Konsere girmeden önce bu kadar çok Sezen Aksu şarkısını hangi ara  ezberlediğimi düşündüm. Bunun için hiç uğraşmadım çünkü. Hiç uğraşmadan yine mi güzeliz yine mi çiçek lerin, bir kedim bile yok ların dilime, belleğime bu denli yerleşmiş olması da sadece bana özgü değildir diye düşünüyorum. Herkes gibi ben de hadi bakalım kolay gelsin şarkısının eğlenceli tınısıyla 90’larda dinlemeye başladım Sezen Aksu’yu.  İtiraf etmek gerekirse domates biber patlıcan kadar eğlenceli bulmamıştım ama çocuk ruhumu en çok eğlendiren şarkılardan biriydi, sözlerindeki derinliği anlamaya yaşımın yetmediği bu ezgi.
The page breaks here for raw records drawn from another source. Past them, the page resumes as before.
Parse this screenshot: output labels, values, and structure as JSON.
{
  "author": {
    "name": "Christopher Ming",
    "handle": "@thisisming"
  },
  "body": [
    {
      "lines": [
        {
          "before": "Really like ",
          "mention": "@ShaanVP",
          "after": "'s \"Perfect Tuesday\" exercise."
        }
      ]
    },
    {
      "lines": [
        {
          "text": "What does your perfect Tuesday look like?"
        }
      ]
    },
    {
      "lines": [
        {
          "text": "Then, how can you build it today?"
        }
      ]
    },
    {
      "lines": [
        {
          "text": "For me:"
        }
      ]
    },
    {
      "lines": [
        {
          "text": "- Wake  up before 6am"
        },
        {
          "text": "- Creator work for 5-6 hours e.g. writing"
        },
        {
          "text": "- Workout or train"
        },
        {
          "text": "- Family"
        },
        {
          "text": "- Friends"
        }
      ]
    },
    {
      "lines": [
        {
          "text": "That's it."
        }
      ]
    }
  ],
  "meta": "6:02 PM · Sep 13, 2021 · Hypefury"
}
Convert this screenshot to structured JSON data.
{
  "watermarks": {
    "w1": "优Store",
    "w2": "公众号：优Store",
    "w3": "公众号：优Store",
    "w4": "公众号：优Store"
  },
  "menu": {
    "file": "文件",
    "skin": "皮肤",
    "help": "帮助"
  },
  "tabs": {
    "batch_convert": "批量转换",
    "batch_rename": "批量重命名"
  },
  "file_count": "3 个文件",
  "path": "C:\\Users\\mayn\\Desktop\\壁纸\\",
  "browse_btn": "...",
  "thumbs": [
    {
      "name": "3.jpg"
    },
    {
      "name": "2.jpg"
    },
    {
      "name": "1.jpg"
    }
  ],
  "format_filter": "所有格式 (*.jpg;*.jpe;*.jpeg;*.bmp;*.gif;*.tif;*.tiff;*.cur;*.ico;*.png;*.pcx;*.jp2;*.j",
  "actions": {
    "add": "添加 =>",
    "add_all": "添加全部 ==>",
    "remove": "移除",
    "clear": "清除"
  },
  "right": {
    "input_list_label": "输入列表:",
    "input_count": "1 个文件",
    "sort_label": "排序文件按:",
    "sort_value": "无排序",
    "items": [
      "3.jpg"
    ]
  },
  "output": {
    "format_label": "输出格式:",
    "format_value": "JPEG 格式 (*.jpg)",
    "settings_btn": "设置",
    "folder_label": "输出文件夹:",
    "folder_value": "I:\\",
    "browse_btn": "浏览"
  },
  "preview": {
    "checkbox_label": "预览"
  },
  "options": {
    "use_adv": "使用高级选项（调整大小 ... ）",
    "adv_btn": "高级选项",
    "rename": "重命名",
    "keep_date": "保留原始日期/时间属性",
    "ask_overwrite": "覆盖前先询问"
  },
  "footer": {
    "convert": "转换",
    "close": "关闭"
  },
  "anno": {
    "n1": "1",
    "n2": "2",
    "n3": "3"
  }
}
İlk gençlik döneminizdeki her aşkınınızı ve de her ayrılığınızı ayrı bir Sezen Aksu şarkısı anlatır. Sanki kadın işi gücü bırakmış sizi anlatan şarkılar yazmıştır. Koridorda 3 kez gözgöze geldiğiniz kız için mi yazmıştır ' uçurum uçurum,gözlerine baktığım sensin' diye başlayan belalım şarkısını yoksa babasının tayini çıktığı için başka şehre taşınmak zorunda kalan kara kuru oğlan için mi söylemiştir  'gitme dur nolursun, gitme kal yalan söyledim' şarkısını..Küçük yaşımızın büyük sandığımız acılarının en vefalı yareni Sezen Aksu’ydu işte..
                        --------------------------------------------------------------------------------------------------------
‘’Ey benim gündem zengini ülkemin yalnız ve güzel insanları’’ diyerek bir es verdi şarkılarına Sezen Aksu. Harbiye'yi dolduran onca insan birden büyüyüverdik oracıkta. Hele de son günlerde zulmün başsemti olmuş taksime bu kadar yakınken, herkes bencilliğinden sıyrılıp; kimi çevresindeki ayrımcılağa öfkelendi, kimi cehalete, kimi şiddete, kimi de sadece 'ağla firuze' diyerek uçup giden gençliğine. Tam da bu sırada patlattı şarkıyı Sezen Aksu:

" eller günahkar, diller günahkar
Bir çağ yangını bu bütün
Dünya günahkar
Masum değiliz hiç birimiz.."


İç hesaplaşmalarımızı vicdan yaralarımızı tek bir şarkıya sığdırmak kolay olmadı tabi, park ettik sonra tekrar düşünmek için. Her zaman yaptığımız gibi...
Konseri izlediğim en yakın arkadaşıma söylememe gerek olmadı yol arkadaşım şarkısını başka kimseyle dinlemenin bu kadar keyif vermeyecegini.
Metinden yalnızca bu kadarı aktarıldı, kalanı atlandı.